Tabiki bu her zaman böyle değildi. Ortaokulun sonlarında Jennie yemek yemeyi neredeyse bırakmıştı. Yediklerini kusmuyordu fakat günde sadece bir öğün yiyordu ve o da bir öğünü bile karşılayacak kadar olmuyordu. O günlerde Bayan Kim kendini harap etmişti. Evde Jennie'nin yemediği hiçbir şey pişmiyordu. Olur da yerse diye her zaman sevdiği abur cuburları ve içecekleri bulundururdu. Jennie sanal arkadaşlıkları sayesinde biraz da olsa düzgün yemeye başlayınca da bu devam etmişti. Sonrasında tamamen eski düzenlerine geri dönmüşlerdi. Bayan Kim'in anne yüreği yinede her zaman sevdiği şeyleri yapmaya çalışıyordu çünkü o dönemleri çok ağır atlatmışlardı. Yine dönmek istemiyordu. Kızının bu hali onu sevindiriyordu.

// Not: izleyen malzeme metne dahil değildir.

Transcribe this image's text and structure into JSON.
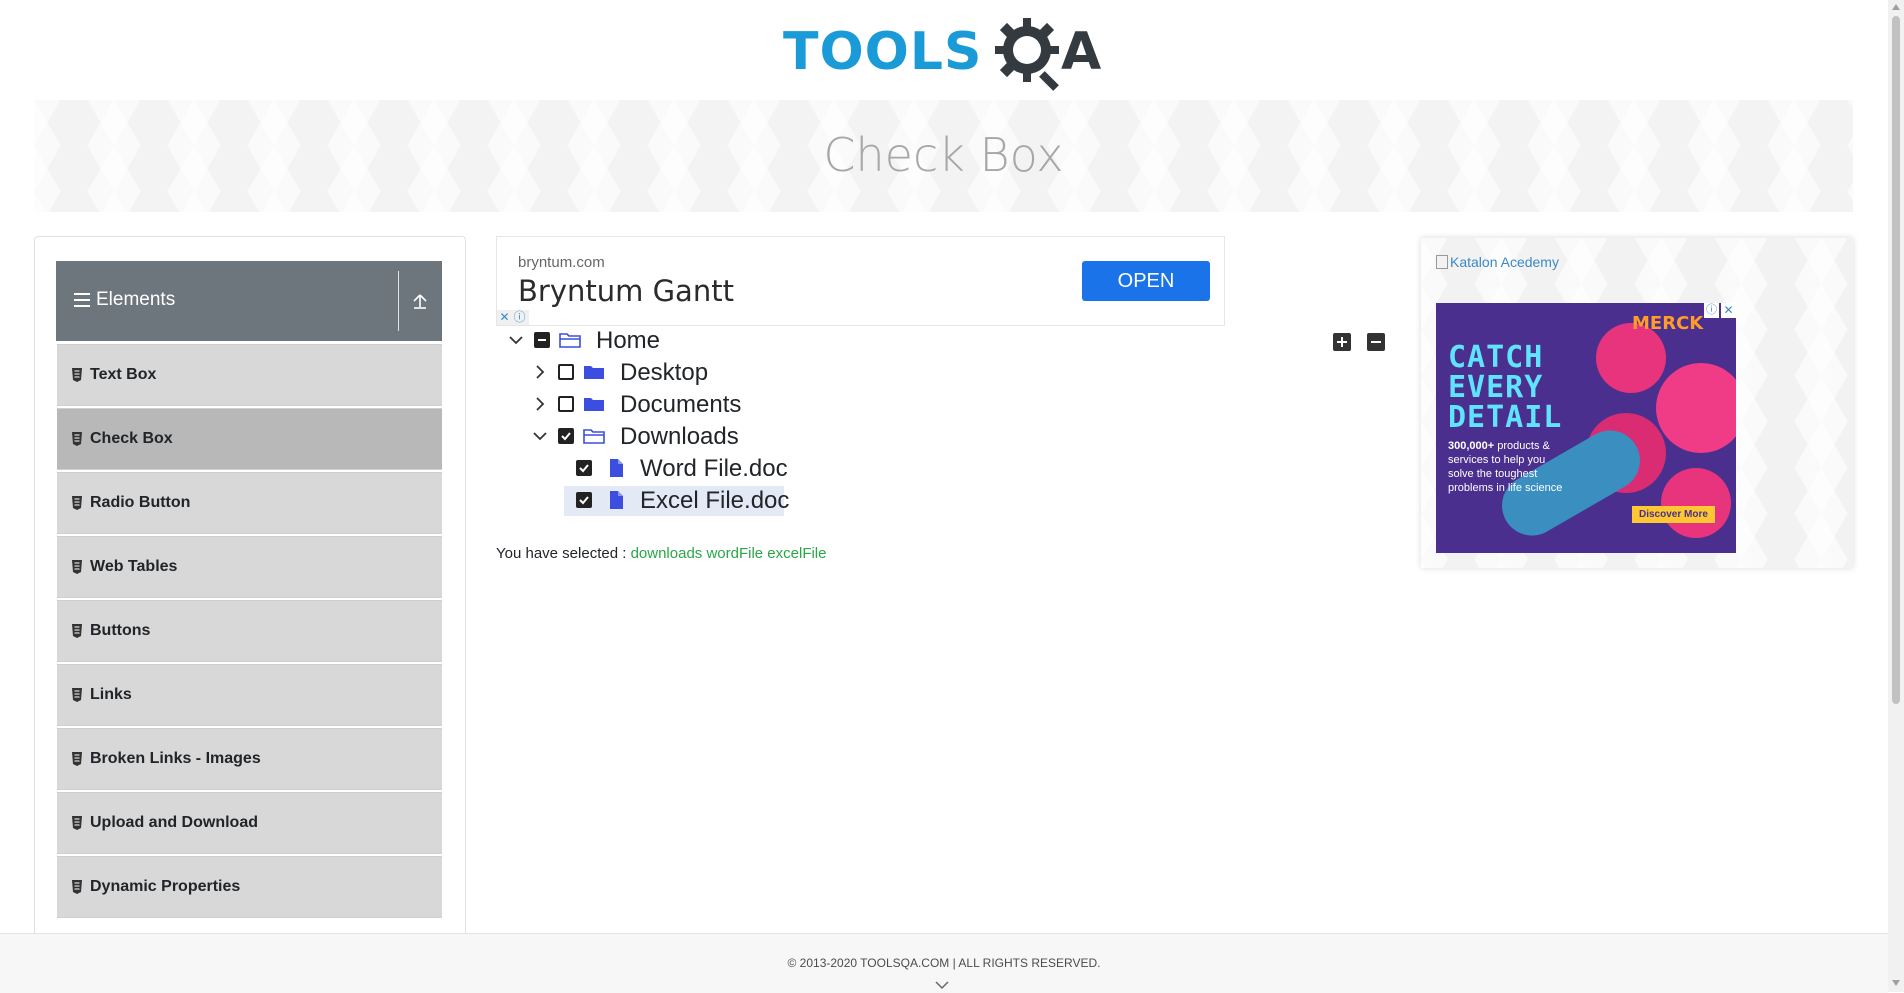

Kapının çalması ile Bayan Kim Jennie'ye kapıyı işaret etmişti. Jennie ise endişeyle annesine bakıyordu. Daha önce hiç arkadaş ağırlamamıştı. Misafir geldiğinde de odasından çıkmazdı. Ne yapması gerektiği hakkında bir fikri yoktu.

"Ne diyeceğim?" Annesi ellerini beline koymuş kızına 'salak mısın?' bakışlarını atıyordu.

"Yani ben hoşgeldiniz demen taraftarıyım ama sen eller yukarı donlar aşağı da diyebilirsin." Jennie annesini onaylayıp kapıya yöneldiğinde Bayan Kim arkasından bağırmıştı.

"Sakın dems öyle!"

Kapı ikinci kez çaldığında Jennie kapıyı açmış ve karşısında ki gülümseyen kızlara bakmıştı. Hepsi ellerinde poşetlerle bakıyordu genç kıza.

"Hoşgeldiniz. İçeri geçin." Jennie kenara çekildiğinde ilk içeri giren kişi Jisoo olmuştu. Kıza sarılmış ve içerideki annesine selam vermişti.

"Merhaba Bayan Kim ben Jisoo. Bunu sizin için getirdim." Elinde ki çiçeği kadına uzattığında kadın gülümsemiş ve kıza sarılmıştı.

"Teşekkür ederim canım çok şekersin." Sırayla kızlarda hediyelerini verdikten sonra Jennie onları odasına götürmüştü. Kızlar içeri girdiklerinde ağızları şokla açılmıştı. Kızın odası hiç bekledikleri gibi değildi.

"Ben senin estetiğini hiç böyle beklemiyordum." Duvarda asılı olan manga sayfalarına ve mumlara yakından baktı Lisa. Beklediği kesinlikle bu değildi.

Rosé siyah puflardan birine oturmuş ve onaylar yüz ifadesi ile kafa sallamıştı.

"Adamım sen çözmüşsün işi." Jisoo da yere oturduğunda odaklandığı şey odanın kokusu olmuştu.

"Odan hep böyle mi kokuyor?" Jennie kafa sallayıp masasının üstündeki tütsüyü gösterdi.

"Annem tütsüleri çok sever. Her odaya koyuyor." Jisoo gülümseyerek kafa salladı kıza. Sonrasında kenarda duran elektro gitarı görmüş ve şaşkınlıkla gözlerini açmıştı.